Enfin, nous pouvons apporter une dernière considération. Celle-ci concerne la collégialité du CA. Outre le fait que cet organe est considéré juridiquement comme collégial, son fonctionnement doit également refléter cet état d’esprit. Pour le CA, c’est une condition sine qua non d’un processus décisionnel objectif et porteur d’une plus grande valeur ajoutée par le biais de l’intelligence collective qui se dégagerait des échanges. Il existe bon nombre d’outils et de choses à mettre en place pour soutenir cette collégialité, mais, en parallèle, il est nécessaire de garder en tête qu’en dernier recours, l’efficacité de cette collégialité dépendra notamment du « bon vouloir » des administrateurs.
À cet égard, on peut voir d’un bon œil la dynamique actuelle où des administrateurs disposent, ou ont disposé, de mandats dans différents secteurs, marchand et non marchand.
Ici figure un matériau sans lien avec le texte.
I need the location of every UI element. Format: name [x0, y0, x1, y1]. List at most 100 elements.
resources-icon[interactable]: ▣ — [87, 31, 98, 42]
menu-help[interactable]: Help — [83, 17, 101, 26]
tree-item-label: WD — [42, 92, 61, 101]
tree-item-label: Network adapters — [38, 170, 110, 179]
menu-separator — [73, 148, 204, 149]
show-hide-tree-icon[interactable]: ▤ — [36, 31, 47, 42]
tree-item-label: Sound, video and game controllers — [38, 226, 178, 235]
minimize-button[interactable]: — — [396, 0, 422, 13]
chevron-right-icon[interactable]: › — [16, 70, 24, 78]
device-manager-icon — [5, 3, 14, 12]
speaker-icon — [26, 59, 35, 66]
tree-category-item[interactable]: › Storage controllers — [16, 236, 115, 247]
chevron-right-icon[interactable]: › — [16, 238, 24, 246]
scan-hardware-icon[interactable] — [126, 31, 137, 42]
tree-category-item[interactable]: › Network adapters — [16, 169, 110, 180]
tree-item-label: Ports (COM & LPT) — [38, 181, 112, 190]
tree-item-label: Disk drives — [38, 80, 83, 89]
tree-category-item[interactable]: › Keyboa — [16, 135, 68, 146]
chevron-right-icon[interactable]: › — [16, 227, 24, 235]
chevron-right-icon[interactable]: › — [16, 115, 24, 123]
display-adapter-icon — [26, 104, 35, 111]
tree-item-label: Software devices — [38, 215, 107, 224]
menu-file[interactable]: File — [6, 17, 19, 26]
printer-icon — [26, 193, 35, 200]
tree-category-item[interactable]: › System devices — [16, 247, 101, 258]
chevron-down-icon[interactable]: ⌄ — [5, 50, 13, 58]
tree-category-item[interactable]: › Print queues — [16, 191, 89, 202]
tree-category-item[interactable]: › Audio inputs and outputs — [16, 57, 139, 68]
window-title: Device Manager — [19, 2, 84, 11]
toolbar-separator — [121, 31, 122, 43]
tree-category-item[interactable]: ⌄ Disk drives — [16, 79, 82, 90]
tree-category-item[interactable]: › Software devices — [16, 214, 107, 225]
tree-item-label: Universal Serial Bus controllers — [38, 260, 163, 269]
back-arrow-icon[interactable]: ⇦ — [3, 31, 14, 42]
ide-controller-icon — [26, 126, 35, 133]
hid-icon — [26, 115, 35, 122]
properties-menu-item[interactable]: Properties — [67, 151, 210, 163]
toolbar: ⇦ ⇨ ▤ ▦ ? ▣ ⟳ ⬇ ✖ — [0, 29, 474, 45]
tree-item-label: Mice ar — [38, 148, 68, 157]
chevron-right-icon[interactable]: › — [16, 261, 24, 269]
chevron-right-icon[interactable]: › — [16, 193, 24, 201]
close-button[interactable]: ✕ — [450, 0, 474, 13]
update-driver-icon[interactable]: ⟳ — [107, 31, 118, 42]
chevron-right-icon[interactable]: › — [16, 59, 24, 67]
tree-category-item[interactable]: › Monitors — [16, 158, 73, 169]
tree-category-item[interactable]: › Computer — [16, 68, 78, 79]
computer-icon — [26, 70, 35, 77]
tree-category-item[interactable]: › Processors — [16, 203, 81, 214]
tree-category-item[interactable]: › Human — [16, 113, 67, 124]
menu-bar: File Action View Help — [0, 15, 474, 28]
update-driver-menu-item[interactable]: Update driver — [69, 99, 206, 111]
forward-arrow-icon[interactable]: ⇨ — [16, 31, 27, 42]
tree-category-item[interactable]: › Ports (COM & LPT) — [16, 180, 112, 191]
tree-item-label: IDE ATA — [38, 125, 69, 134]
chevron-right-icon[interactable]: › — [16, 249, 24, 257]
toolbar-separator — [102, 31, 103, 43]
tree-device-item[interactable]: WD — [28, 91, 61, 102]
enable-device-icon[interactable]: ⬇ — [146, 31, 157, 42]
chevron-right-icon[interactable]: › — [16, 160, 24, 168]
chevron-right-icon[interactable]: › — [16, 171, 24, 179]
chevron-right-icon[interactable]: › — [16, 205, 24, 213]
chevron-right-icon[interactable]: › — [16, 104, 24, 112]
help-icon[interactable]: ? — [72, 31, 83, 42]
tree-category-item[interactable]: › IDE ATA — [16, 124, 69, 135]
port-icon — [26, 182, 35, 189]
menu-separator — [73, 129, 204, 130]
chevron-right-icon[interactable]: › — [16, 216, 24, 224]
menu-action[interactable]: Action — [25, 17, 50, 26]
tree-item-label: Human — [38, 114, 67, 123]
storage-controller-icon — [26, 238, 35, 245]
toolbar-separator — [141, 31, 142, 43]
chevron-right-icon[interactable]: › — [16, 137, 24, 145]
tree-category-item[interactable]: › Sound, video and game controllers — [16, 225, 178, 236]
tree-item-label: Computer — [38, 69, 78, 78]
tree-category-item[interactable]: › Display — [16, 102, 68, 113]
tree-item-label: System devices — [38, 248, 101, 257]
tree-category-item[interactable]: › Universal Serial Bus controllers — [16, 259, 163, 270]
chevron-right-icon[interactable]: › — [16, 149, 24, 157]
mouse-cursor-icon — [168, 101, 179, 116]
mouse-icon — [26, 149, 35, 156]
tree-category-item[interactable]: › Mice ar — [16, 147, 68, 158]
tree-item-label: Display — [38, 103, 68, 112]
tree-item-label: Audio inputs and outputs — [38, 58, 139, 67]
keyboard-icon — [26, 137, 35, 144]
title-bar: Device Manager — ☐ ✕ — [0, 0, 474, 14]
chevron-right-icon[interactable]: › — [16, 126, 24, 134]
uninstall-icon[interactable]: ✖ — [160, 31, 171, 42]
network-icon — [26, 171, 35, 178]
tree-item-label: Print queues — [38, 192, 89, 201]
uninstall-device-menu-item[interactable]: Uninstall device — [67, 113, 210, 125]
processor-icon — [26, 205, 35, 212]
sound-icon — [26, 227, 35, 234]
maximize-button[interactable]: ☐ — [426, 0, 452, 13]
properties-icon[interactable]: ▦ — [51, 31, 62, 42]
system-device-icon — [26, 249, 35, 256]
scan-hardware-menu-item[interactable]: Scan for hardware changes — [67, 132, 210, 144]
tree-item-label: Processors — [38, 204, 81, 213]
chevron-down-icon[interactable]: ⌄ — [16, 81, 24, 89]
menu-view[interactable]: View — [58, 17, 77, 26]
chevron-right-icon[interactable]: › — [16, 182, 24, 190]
S’ils ont bien absorbé leurs métiers d’administrateurs, ils arboreront une posture équilibrée entre leurs propres logiques et modes de fonctionnement et la prise en compte des spécificités de l’organisation. On peut supposer que ce « va-et-vient » amène une différence de vues et une pluralité des compétences. Si elles sont complémentaires et réciproquement reconnues, elles seront une réelle plus-value pour les débats et les prises de décisions.
En conclusion, nous pouvons retenir que professionnaliser un CA, ainsi que les administrateurs, représente un enjeu majeur pour toute organisation, que ce soit une association ou une entreprise. L’idée n’est donc pas d’imposer une logique gestionnaire, un contrôle à outrance, de nouvelles contraintes et davantage de rigidité. Au contraire, l’idée est d’amener un fonctionnement qui, par une régulation (pro-)active du pouvoir, doit permettre d’apporter une valeur ajoutée à l’organisation en objectivant le processus décisionnel. Mais disposer d’un CA actif, efficace et garant d’une plus-value ne va pas de soi et plusieurs pistes ont été évoquées, comme la composition, l’(auto-)évaluation, la formation, la rémunération, la collégialité… Une fois toutes ces conditions remplies, le CA et ses administrateurs disposent de toutes les cartes, non pas uniquement pour mieux contrôler les actions du management, mais bien pour soutenir l’organisation dans l’écriture d’un scénario robuste, cohérent, efficace et qui fait sens avec son projet.
- Voir, par exemple, l’outil « charity navigator » qui a été créé en 2001 et le plus utilisé aux États-Unis. L’idée est ainsi d’évaluer chaque association (plus de neuf-mille) selon plusieurs critères (dont celui de la transparence), afin d’aiguiller les citoyens-donateurs.
- Cette définition est issue du King Report 4 sur la gouvernance d’entreprise.
- Pour se faire, il existe plusieurs outils. On peut épingler le nouvel outil élaboré par une collaboration de la Fondation Roi Baudouin, l’Unipso et Verso. Cet outil, gratuit, est accessible ici. Guberna possède également des outils pour évaluer un CA et l’accompagner de conseils personnalisés.